A transaction is a disclosable transaction if, in addition to one of the main benefits of the transaction being tax avoidance, the transaction falls into one of more of the ‘hallmarks’ or specified descriptions. The Bill proposes two changes to the hallmarks:
- The confidentiality hallmark for users of a scheme, under the regulations, involved a subjective test. The test for promoters involved an objective test in relation to confidentiality as against other promoters but a subjective test in relation to confidentiality as against the Revenue Commissioners. Under the amended wording in the primary legislation, the test is now, in all cases an objective test. That is, all tests now look at whether or not it ‘might reasonably be expected’ that the user / promoter would wish to keep the scheme confidential.
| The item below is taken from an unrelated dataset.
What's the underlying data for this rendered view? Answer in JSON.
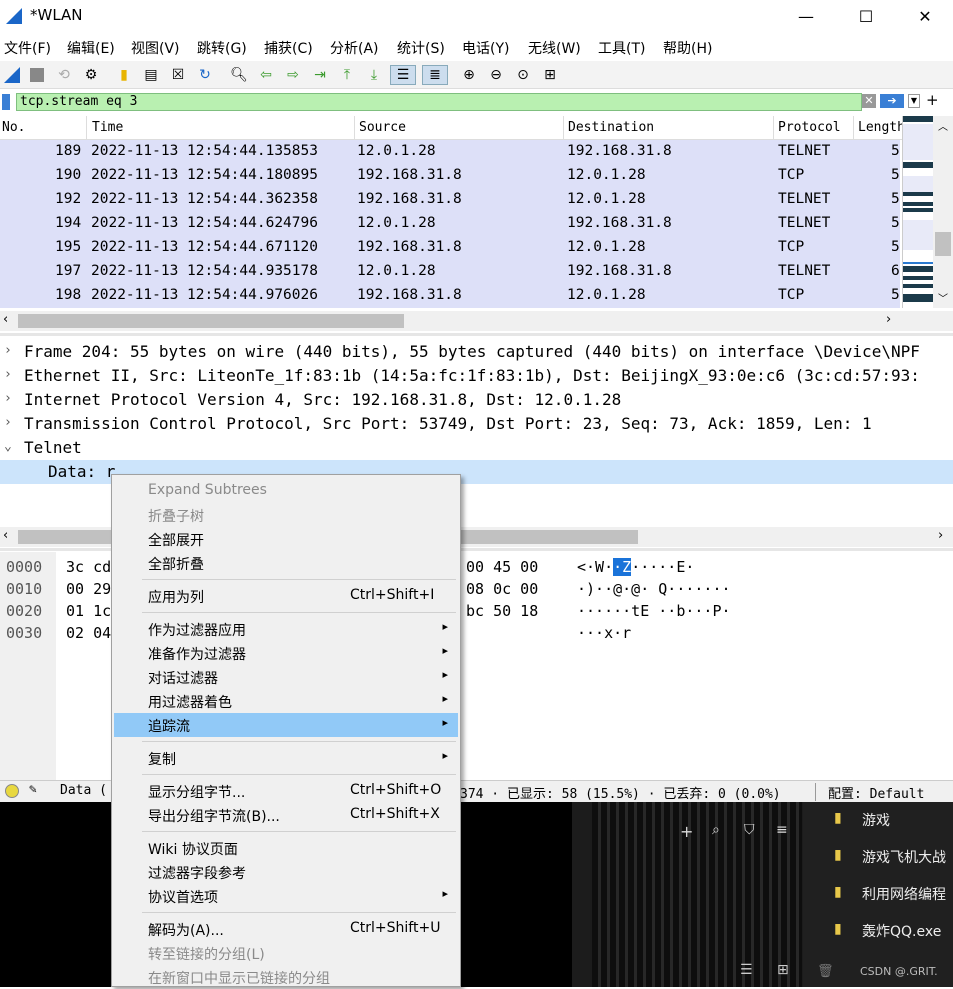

- A new hallmark has now been added in relation to discretionary trusts. A transaction which has a trustee of a discretionary trust as party to the transaction is now brought within the scope of the legislation. The schedule to the draft regulations provides that transactions with certain trusts, e.g. a trust for permanently incapacitated individuals, under section 189A, need not be disclosed.
The most significant change to the Mandatory Disclosure regime is the introduction of transaction numbers for any transaction that is commenced after 23 October 2014. Revenue will assign a transaction number to transactions disclosed under the legislation.
A promoter is now required to give the transaction number to any person to whom a scheme is sold and also to any person who markets the scheme on the promoter’s behalf. Any person who enters into the scheme or who seeks to obtain a tax advantage from the scheme is deemed to be a chargeable person and must include the transaction number on the relevant return of income (Form 11 or Form CT1, as appropriate).
Marketers have an obligation to disclose any scheme that they have reason to believe is a disclosable transaction.
Revenue Guidance Notes
The Revenue Guidance Notes are being amended to make it clear that promoters and users can only rely on the exclusion for schemes known to Revenue where the scheme is referenced in Revenue published material or in case law.